Thursday, May 7, 2020

Goodreads Reviews: Harry Potter and The Sorcerer's Stone



Harry Potter and the Sorcerer's Stone by J.K. Rowling

My rating: 5 of 5 stars

For almost 11 years, Harry Potter has lived under the stiffing care of his relatives, the Dursleys. Ignored, overlooked, and even abused, Harry lives just trying to survive to the next day. He knows nothing about his parents, except that they were killed in a car crash when he was a baby and that was where he received his strange lightening bolt shaped scar on his forehead. There are other strange things about Harry. Being able to fly to the top of the school roof when dodging his bullying cousin, his hair quickly growing back and even making things disappear.

Then the letters came. Letters from no one that his aunt and uncle don't want him to read. Yet, the letters keep coming. Until finally, the moment Harry turns 11 years old, he meets a giant who gives him his mysterious letter and reveals to him what his aunt and uncle have been hiding (and lying to him) all his life.

He's a wizard. Just like his mom and dad. And that his mom and dad were murdered by a nefarious dark wizard, but he as a baby survived with only the scar on his head. And his survival defeated this dark wizard, making him, Harry Potter, The Boy Who Lived and the most famous child in the hidden Wizarding World.

Immediately Harry is taken from his terrible foster home and is immersed into the extraordinary Wizarding World that invisibly coincides with the non-magic (or Muggle) world. Harry's letter delivers him to Hogwarts School of Witchcraft and Wizardry.
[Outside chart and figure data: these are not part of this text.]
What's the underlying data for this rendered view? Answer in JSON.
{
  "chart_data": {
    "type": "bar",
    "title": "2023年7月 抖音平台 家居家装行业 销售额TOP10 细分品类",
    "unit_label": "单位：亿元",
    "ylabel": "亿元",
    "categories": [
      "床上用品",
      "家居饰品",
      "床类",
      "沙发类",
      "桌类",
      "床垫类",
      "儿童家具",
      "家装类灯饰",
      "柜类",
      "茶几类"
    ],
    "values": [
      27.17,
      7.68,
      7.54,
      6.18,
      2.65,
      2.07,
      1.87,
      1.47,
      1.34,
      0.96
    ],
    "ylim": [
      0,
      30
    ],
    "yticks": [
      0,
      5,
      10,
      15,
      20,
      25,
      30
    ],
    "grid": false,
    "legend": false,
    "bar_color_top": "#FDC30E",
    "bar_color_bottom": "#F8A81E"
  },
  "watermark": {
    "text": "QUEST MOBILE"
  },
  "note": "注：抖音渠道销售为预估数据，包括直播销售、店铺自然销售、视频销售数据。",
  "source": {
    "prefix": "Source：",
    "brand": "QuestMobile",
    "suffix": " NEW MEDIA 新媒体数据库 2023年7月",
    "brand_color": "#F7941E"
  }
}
He meets the lively Weasleys and befriends their youngest son, Ron. He endures the know-it-all Hermione Granger who also had a non-magic upbringing. And he goes head to head with Draco Malfoy, his rival and enemy from a wealthy pureblood family.

While at Hogwarts Harry learns about the popular wizarding sport Quidditch and how to fly a broom. His classes vary from turning frogs into teacups to making potions. And his teachers are just as different from stuttering professor Quirrell to harsh and demanding Professor Severus Snape, who takes an immediate hatred to Harry and finally, Hogwarts headmaster, the legendary Albus Dumbledore.

In no time at all Harry and his friends are fighting trolls, running from monsters in the Forbidden Forest, coming across three headed dogs and discovering of a dangerous nemesis right within the halls of Hogwarts. Through all this, Harry begins to learn more about his parents, their deaths and why he is so important to the Wizarding World. And that's only the beginning.

No matter how many times I read this book, I fall in love with Harry Potter and his journey all over again. Rowling probably had no idea that her little story about a boy who lived in a broom closet and finds out that he's a wizard would have the world wide and generational success that it has garnered, but Harry Potter remains just as loved now as it was over 20 years ago.